The other day, I received an email, and I shouted “Hurray” out loud, to the amusement of those around me. The message said a change at work was coming. I was elated because I suggested this change over a decade ago. I wondered why it had taken so long to make the decision.
I often get frustrated by committee-based decision-making. It’s not just where I work, but at every university in the UK as far as I can tell. Decisions take ages to make and even longer to implement. I was once told by an executive board member at Cambridge that the change I was suggesting they make wasn’t necessary. “We’ve survived 800 years without it,” said the professor, “why do we need social media now?”
However, talking to businesspeople in commercial sectors, there are increasing complaints that decisions and actions are taking much longer than they used to. People of my generation cannot understand why things that would have taken a short time in the “olden days” now take their company months or years.
It’s because, over the past few decades, the notion of “consensus management” has taken hold across businesses worldwide. Everyone has to have an “input” into shaping the way the business proceeds. Committees and teams spring up to support decision-making and to feed their ideas to the Board. The problem is that by the time they reach the board, much has been watered down to ensure everyone is happy.
The change at my workplace came about after years of discussion, which eventually stalled because it was going nowhere. Then, along comes a new senior manager who chatted to a couple of people and made the decision himself. Gosh, it’s just like those olden days.
So, imagine how happy I was when I read an article in the latest Harvard Business Review suggesting that the era of consensus management could be over. The authors argue that, in the age of artificial intelligence, slow decision-making is no longer an option. Speed will not come from merely talking about agility. It will come from changing structures, responsibilities and ways of working.
The article argues that speed will not come from talking about agility. It will come from changing structures, responsibilities and ways of working. They go beyond the notion of “agile” to suggest that businesses need to alter the way they work.
It reminds me of the research conducted by Professor Robert Solow, who won the Nobel Prize in Economics. He showed that you could see the computer age everywhere except in the productivity statistics. In other words, simply adding technology did not automatically make organisations more productive. It is called the Solow Paradox. The gains came when businesses changed their structures, workflows and management systems to make proper use of that technology.

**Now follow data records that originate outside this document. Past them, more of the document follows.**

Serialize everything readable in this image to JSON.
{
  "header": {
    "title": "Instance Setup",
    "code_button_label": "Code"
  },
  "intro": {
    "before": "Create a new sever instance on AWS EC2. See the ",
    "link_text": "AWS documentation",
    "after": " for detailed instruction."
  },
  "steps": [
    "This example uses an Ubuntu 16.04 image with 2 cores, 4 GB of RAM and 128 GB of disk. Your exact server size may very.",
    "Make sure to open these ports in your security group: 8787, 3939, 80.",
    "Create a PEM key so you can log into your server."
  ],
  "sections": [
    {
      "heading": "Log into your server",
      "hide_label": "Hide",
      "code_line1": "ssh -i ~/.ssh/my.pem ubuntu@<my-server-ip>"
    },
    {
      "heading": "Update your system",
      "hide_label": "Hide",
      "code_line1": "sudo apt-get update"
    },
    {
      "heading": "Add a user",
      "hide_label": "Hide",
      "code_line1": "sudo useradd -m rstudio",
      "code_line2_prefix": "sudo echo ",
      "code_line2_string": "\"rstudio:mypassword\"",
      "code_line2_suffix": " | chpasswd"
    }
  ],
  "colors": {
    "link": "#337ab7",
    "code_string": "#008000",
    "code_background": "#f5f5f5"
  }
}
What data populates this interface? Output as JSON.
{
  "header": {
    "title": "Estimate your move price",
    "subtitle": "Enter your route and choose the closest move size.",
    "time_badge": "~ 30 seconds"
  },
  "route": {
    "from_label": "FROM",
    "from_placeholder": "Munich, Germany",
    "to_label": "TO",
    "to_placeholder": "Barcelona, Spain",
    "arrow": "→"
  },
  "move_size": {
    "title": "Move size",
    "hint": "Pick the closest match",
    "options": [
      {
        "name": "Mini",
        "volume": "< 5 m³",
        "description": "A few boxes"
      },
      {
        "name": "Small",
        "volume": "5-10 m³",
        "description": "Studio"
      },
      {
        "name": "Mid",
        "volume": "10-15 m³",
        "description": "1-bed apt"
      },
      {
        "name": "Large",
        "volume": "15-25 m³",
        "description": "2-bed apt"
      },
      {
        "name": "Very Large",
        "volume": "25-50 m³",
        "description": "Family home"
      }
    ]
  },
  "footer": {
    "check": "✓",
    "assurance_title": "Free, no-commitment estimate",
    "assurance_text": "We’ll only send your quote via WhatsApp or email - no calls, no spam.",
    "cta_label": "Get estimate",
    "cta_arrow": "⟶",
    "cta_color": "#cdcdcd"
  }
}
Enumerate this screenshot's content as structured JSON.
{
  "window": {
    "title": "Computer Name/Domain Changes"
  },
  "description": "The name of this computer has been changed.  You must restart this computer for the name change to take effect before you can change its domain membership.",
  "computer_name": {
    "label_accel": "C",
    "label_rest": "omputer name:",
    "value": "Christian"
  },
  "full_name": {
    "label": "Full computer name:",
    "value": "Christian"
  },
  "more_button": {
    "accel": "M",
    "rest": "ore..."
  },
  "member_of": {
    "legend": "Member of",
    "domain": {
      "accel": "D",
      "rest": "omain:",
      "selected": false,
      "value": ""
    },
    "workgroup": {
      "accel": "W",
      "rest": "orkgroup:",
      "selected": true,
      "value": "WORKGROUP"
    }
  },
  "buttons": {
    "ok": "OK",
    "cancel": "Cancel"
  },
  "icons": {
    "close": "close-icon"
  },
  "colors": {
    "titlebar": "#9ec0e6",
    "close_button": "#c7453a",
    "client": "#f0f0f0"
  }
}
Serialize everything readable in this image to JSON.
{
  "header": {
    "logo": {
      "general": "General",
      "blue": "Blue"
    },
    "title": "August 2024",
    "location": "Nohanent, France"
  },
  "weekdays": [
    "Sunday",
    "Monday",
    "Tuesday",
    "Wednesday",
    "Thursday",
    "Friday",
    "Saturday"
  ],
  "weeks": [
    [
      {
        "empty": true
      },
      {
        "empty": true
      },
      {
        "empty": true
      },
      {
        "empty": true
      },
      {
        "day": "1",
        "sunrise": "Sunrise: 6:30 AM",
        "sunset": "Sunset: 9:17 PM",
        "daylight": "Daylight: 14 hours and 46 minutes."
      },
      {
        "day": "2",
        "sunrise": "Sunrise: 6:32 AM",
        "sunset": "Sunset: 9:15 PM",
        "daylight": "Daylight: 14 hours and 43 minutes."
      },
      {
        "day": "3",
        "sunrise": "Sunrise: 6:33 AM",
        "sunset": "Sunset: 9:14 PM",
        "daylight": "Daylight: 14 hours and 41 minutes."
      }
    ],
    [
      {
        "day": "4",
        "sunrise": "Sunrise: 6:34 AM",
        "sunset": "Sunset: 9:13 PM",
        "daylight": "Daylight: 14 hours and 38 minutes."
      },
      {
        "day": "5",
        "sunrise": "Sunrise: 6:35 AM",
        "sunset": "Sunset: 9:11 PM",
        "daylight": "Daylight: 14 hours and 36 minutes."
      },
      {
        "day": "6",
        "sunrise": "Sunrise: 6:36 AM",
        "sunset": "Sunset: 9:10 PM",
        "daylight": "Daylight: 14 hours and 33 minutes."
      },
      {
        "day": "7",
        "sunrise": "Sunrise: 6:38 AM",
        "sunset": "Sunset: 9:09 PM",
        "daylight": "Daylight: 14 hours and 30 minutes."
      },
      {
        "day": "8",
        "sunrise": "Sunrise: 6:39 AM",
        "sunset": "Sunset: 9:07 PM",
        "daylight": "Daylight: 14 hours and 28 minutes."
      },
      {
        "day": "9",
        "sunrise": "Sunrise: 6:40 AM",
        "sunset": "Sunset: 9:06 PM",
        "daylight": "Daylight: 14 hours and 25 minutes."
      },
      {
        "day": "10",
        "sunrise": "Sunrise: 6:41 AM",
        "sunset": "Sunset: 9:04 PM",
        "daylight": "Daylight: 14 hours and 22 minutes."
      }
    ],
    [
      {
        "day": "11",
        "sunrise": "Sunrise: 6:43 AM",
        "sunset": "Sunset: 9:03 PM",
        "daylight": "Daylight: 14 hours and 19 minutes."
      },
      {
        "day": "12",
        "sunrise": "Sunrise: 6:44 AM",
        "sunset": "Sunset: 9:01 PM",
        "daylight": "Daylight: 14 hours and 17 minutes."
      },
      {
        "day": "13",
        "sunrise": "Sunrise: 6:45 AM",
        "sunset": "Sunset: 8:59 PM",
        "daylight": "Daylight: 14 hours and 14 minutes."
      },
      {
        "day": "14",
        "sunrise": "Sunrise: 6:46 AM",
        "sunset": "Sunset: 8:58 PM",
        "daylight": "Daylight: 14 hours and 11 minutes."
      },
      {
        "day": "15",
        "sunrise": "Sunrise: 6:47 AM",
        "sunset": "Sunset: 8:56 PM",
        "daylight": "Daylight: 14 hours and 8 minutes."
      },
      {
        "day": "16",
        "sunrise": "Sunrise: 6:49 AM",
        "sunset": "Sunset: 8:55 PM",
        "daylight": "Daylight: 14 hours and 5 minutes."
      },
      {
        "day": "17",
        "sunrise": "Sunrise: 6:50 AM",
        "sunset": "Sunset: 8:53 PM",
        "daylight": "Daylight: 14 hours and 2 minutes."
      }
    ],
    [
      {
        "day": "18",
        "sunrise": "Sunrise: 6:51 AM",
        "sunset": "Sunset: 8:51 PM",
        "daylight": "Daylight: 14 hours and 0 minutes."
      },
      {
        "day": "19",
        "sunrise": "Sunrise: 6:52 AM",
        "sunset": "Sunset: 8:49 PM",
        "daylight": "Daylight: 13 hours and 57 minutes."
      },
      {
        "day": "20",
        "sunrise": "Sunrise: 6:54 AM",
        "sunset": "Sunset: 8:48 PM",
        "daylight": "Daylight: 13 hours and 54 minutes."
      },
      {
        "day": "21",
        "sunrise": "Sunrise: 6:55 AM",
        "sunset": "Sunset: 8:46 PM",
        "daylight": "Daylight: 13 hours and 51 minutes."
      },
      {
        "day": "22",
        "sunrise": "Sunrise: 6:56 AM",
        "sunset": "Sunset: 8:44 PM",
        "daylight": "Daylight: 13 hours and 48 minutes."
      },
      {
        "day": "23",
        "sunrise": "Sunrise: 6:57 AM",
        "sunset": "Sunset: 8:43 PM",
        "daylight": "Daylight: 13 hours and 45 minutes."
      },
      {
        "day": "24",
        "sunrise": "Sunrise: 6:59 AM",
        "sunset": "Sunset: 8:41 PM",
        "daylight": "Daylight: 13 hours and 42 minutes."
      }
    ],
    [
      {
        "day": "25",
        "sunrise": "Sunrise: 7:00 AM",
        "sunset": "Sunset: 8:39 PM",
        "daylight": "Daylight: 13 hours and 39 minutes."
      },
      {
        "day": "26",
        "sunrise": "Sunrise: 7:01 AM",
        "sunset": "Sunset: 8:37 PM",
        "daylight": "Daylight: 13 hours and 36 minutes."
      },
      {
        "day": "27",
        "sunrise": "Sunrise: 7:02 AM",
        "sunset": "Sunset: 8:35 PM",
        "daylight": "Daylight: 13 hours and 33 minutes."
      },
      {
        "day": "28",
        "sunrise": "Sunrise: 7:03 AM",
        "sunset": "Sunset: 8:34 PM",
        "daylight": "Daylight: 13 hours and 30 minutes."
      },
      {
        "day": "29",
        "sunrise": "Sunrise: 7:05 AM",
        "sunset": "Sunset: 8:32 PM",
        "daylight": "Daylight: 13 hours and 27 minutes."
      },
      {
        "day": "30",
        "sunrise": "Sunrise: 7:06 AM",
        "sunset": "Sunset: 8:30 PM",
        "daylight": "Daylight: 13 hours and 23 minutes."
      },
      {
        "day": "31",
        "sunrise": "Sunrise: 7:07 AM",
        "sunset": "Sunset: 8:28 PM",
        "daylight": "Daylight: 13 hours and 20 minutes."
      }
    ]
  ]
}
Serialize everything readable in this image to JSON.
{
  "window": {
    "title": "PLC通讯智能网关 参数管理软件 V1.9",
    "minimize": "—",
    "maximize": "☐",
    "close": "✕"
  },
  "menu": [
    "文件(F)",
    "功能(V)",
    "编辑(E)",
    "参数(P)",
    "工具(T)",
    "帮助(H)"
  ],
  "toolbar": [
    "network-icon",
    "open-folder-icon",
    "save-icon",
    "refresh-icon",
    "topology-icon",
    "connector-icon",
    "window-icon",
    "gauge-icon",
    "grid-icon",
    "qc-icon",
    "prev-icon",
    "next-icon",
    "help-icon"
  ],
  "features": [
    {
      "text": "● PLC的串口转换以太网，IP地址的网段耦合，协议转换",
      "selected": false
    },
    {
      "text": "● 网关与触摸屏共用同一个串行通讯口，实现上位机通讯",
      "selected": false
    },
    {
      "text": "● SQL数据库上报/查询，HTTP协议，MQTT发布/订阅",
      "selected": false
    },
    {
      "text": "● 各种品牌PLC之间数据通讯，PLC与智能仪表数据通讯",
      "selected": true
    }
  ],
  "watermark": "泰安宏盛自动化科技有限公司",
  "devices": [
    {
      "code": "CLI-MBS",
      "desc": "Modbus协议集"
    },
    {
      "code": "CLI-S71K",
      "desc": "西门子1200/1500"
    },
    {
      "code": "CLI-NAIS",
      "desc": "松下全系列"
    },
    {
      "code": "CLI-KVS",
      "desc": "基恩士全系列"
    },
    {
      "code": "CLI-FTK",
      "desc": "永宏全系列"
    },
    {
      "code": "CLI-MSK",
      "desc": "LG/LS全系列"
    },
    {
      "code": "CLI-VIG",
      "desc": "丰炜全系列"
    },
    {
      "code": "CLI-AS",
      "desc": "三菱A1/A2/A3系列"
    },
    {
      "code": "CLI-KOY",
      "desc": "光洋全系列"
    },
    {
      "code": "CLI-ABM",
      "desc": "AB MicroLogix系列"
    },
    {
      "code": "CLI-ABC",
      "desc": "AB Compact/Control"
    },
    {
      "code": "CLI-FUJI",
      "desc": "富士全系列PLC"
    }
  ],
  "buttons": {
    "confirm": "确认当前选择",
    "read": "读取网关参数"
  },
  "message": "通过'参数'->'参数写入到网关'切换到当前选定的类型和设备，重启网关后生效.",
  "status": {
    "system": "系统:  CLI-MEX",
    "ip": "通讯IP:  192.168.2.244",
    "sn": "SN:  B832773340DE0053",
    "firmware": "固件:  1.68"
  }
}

It appears the Harvard article says much the same. You will only benefit from AI if you change the way you work, structure your organisation and make decisions. Slow decision-making and delayed implementation of change are no longer an option. So, when will you decide to reorganise to adapt to the AI world? Or will that take you a decade to work out, once it has gone through several committees and resulted in a “one-size-fits-all” option designed to make “everyone happy”? It is always worth remembering the adage that when a committee was asked to design a horse, it ended up producing a camel.